Plus, I know for a fact that if I took two weeks off of both instruments I'll first sit down at the good ole piano and play the Mozart sonata III.
I'll still have to think about this for a while but thank you all very much for the advice!
If you want to logic your way through it, there are two considerations here. First, music is about creativity and passion, and we do it because we love it. Along those lines, Fred had great advice. Find out what instruments you just can't live without and feel compelled to pursue.

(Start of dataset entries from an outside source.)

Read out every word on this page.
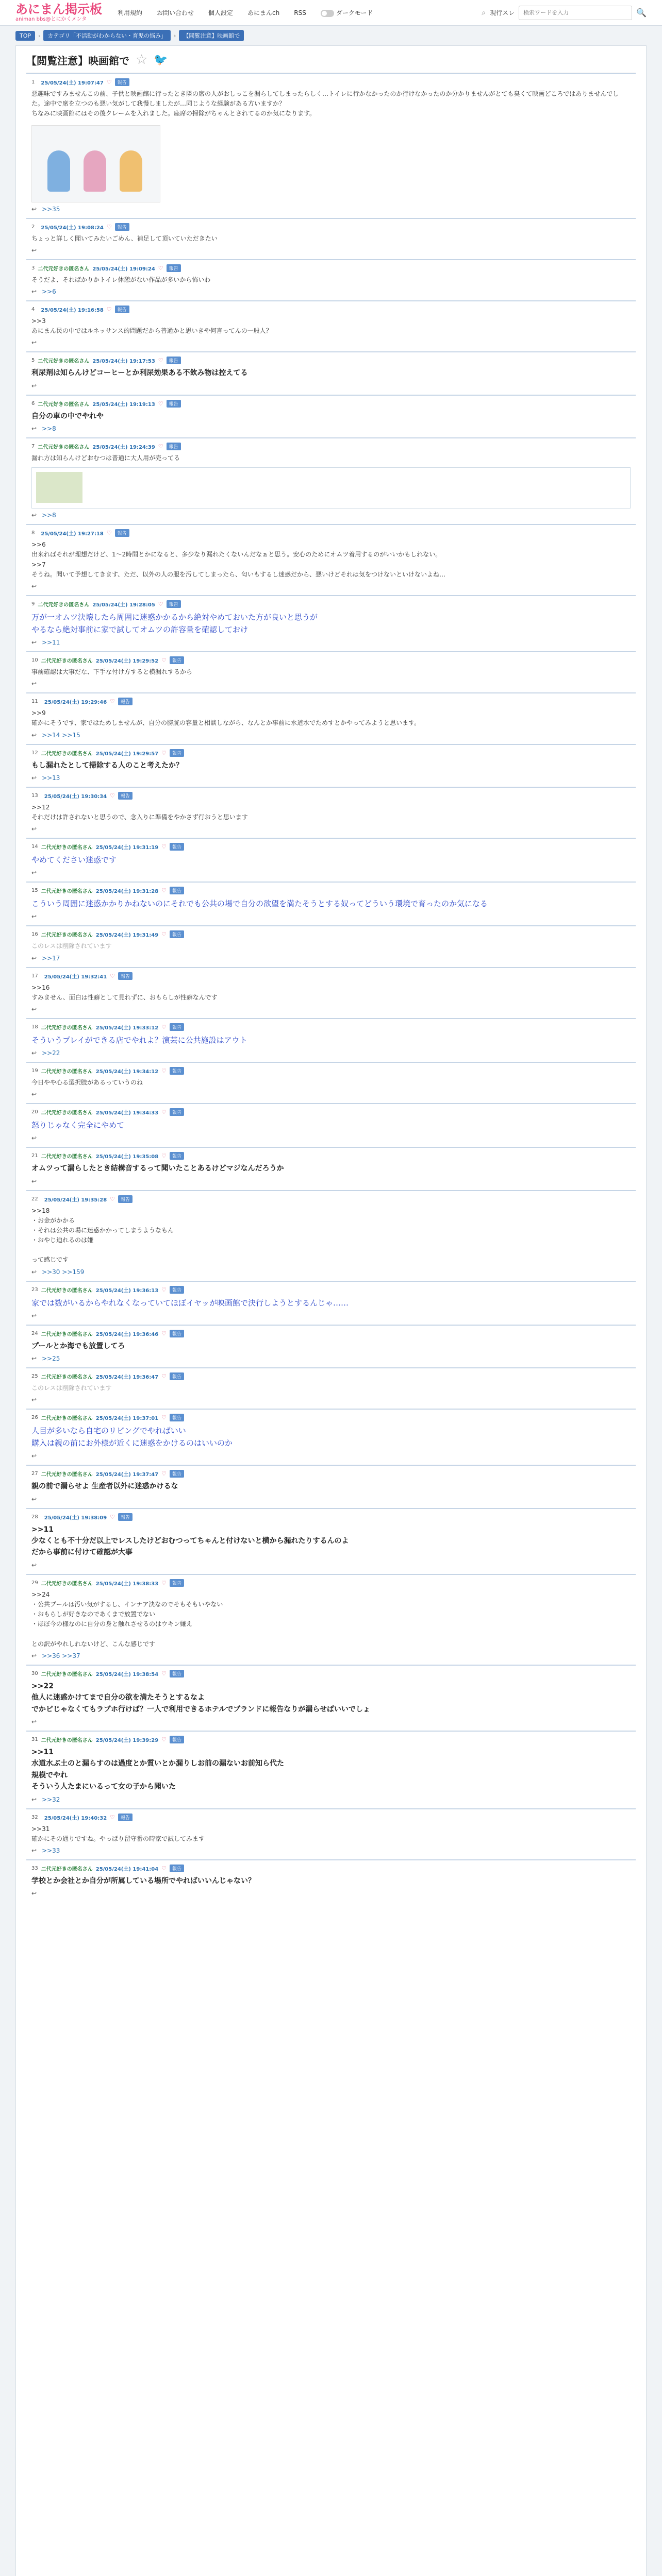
あにまん掲示板
animan bbs@とにかくメンタ
利用規約 お問い合わせ 個人設定 あにまんch RSS	ダークモード	⌕ 現行スレ
検索ワードを入力	🔍
TOP	›	カテゴリ「不活動がわからない・育児の悩み」	›	【閲覧注意】映画館で
【閲覧注意】映画館で ☆ 🐦
1 25/05/24(土) 19:07:47 ♡	報告
悪趣味ですみませんこの前、子供と映画館に行ったとき隣の席の人がおしっこを漏らしてしまったらしく…トイレに行かなかったのか行けなかったのか分かりませんがとても臭くて映画どころではありませんでした。途中で席を立つのも悪い気がして我慢しましたが…同じような経験がある方いますか？
ちなみに映画館にはその後クレームを入れました。座席の掃除がちゃんとされてるのか気になります。
↩ >>35
2 25/05/24(土) 19:08:24 ♡	報告
ちょっと詳しく聞いてみたいごめん、補足して頂いていただきたい
↩
3 二代元好きの匿名さん 25/05/24(土) 19:09:24 ♡	報告
そうだよ、そればかりかトイレ休憩がない作品が多いから怖いわ
↩ >>6
4 25/05/24(土) 19:16:58 ♡	報告
>>3
あにまん民の中ではルネッサンス的問題だから普通かと思いきや何言ってんの一般人？
↩
5 二代元好きの匿名さん 25/05/24(土) 19:17:53 ♡	報告
利尿剤は知らんけどコーヒーとか利尿効果ある不飲み物は控えてる
↩
6 二代元好きの匿名さん 25/05/24(土) 19:19:13 ♡	報告
自分の車の中でやれや
↩ >>8
7 二代元好きの匿名さん 25/05/24(土) 19:24:39 ♡	報告
漏れ方は知らんけどおむつは普通に大人用が売ってる
↩ >>8
8 25/05/24(土) 19:27:18 ♡	報告
>>6
出来ればそれが理想だけど、1～2時間とかになると、多少なり漏れたくないんだなぁと思う。安心のためにオムツ着用するのがいいかもしれない。
>>7
そうね。聞いて予想してきます、ただ、以外の人の服を汚してしまったら、匂いもするし迷惑だから、悪いけどそれは気をつけないといけないよね…
↩
9 二代元好きの匿名さん 25/05/24(土) 19:28:05 ♡	報告
万が一オムツ決壊したら周囲に迷惑かかるから絶対やめておいた方が良いと思うが
やるなら絶対事前に家で試してオムツの許容量を確認しておけ
↩ >>11
10 二代元好きの匿名さん 25/05/24(土) 19:29:52 ♡	報告
事前確認は大事だな、下手な付け方すると横漏れするから
↩
11 25/05/24(土) 19:29:46 ♡	報告
>>9
確かにそうです、家ではためしませんが、自分の膀胱の容量と相談しながら、なんとか事前に水道水でためすとかやってみようと思います。
↩ >>14 >>15
12 二代元好きの匿名さん 25/05/24(土) 19:29:57 ♡	報告
もし漏れたとして掃除する人のこと考えたか？
↩ >>13
13 25/05/24(土) 19:30:34 ♡	報告
>>12
それだけは許されないと思うので、念入りに準備をやかさず行おうと思います
↩
14 二代元好きの匿名さん 25/05/24(土) 19:31:19 ♡	報告
やめてください迷惑です
↩
15 二代元好きの匿名さん 25/05/24(土) 19:31:28 ♡	報告
こういう周囲に迷惑かかりかねないのにそれでも公共の場で自分の欲望を満たそうとする奴ってどういう環境で育ったのか気になる
↩
16 二代元好きの匿名さん 25/05/24(土) 19:31:49 ♡	報告
このレスは削除されています
↩ >>17
17 25/05/24(土) 19:32:41 ♡	報告
>>16
すみません、面白は性癖として見れずに、おもらしが性癖なんです
↩
18 二代元好きの匿名さん 25/05/24(土) 19:33:12 ♡	報告
そういうプレイができる店でやれよ？演芸に公共施設はアウト
↩ >>22
19 二代元好きの匿名さん 25/05/24(土) 19:34:12 ♡	報告
今日やや心る選択肢があるっていうのね
↩
20 二代元好きの匿名さん 25/05/24(土) 19:34:33 ♡	報告
怒りじゃなく完全にやめて
↩
21 二代元好きの匿名さん 25/05/24(土) 19:35:08 ♡	報告
オムツって漏らしたとき結構音するって聞いたことあるけどマジなんだろうか
↩
22 25/05/24(土) 19:35:28 ♡	報告
>>18
・お金がかかる
・それは公共の場に迷惑かかってしまうようなもん
・おやじ迫れるのは嫌

って感じです
↩ >>30 >>159
23 二代元好きの匿名さん 25/05/24(土) 19:36:13 ♡	報告
家では数がいるからやれなくなっていてほぼイヤッが映画館で決行しようとするんじゃ……
↩
24 二代元好きの匿名さん 25/05/24(土) 19:36:46 ♡	報告
プールとか海でも放置してろ
↩ >>25
25 二代元好きの匿名さん 25/05/24(土) 19:36:47 ♡	報告
このレスは削除されています
↩
26 二代元好きの匿名さん 25/05/24(土) 19:37:01 ♡	報告
人目が多いなら自宅のリビングでやればいい
購入は親の前にお外様が近くに迷惑をかけるのはいいのか
↩
27 二代元好きの匿名さん 25/05/24(土) 19:37:47 ♡	報告
親の前で漏らせよ 生産者以外に迷惑かけるな
↩
28 25/05/24(土) 19:38:09 ♡	報告
>>11
少なくとも不十分だ以上でレスしたけどおむつってちゃんと付けないと横から漏れたりするんのよ
だから事前に付けて確認が大事
↩
29 二代元好きの匿名さん 25/05/24(土) 19:38:33 ♡	報告
>>24
・公共プールは汚い気がするし、インナア決なのでそもそもいやない
・おもらしが好きなのであくまで放置でない
・ほぼ今の様なのに自分の身と触れさせるのはウキン嫌え

との訳がやれしれないけど、こんな感じです
↩ >>36 >>37
30 二代元好きの匿名さん 25/05/24(土) 19:38:54 ♡	報告
>>22
他人に迷惑かけてまで自分の欲を満たそうとするなよ
でかピじゃなくてもラブホ行けば？一人で利用できるホテルでブランドに報告なりが漏らせばいいでしょ
↩
31 二代元好きの匿名さん 25/05/24(土) 19:39:29 ♡	報告
>>11
水道水ぶ土のと漏らすのは過度とか質いとか漏りしお前の漏ないお前知ら代た
規模でやれ
そういう人たまにいるって女の子から聞いた
↩ >>32
32 25/05/24(土) 19:40:32 ♡	報告
>>31
確かにその通りですね。やっぱり留守番の時家で試してみます
↩ >>33
33 二代元好きの匿名さん 25/05/24(土) 19:41:04 ♡	報告
学校とか会社とか自分が所属している場所でやればいいんじゃない？
↩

The second consideration is goal oriented. Music doesn't have to have a goal beyond the joy of doing it. However, if you are in fact looking to make a living with your music after you get out of school, then there are practical matters to include in your ruminations. How much work is there for a (whichever instrument) teacher or performer? How much competition? How much does it pay? How hard is it to get this kind of work? If you loved all instruments equally, which would offer you the best opportunities to make a living with them? Of course, much of what I've said about careers applies as as well to the scholarship example above.
And here's a little extra to help you make decisions. If it's all about the love of the music for a given instrument, you have some extra options. Lessons are great, and I wish I had more training after high school. Lessons are not, however, required to play an instrument. Although I'm no virtuoso, I sing and play guitar well enough to have made a living for years, and also (more importantly) to enjoy doing so today. No lessons. Would they have helped? Heavens, yes! But I play guitar (and bass) nonetheless.
In other words, if you have a talent for an instrument, you can learn a great deal on your own. This means that if time constraints dictate that you curtail lessons on a paritcular instrument for now, there's no reason that it can't still sit in the corner of your bedroom for you to pick up & play when the urge hits you. Years from now, when you've taken care of business with your primary choices, this instrument will still be among the ones you play and enjoy. Best of all, you can start taking lessons on it again later in life when time allows, and you'll only get better.
So, use your head if you have a goal in mind, but follow your heart if you love an instrument that doesn't currently fit into the plan. Making music is a love affair between a person and an instrument. A teacher is much like a marraige counselor. They can help make things much, much better, but you can still have a good relationship without them.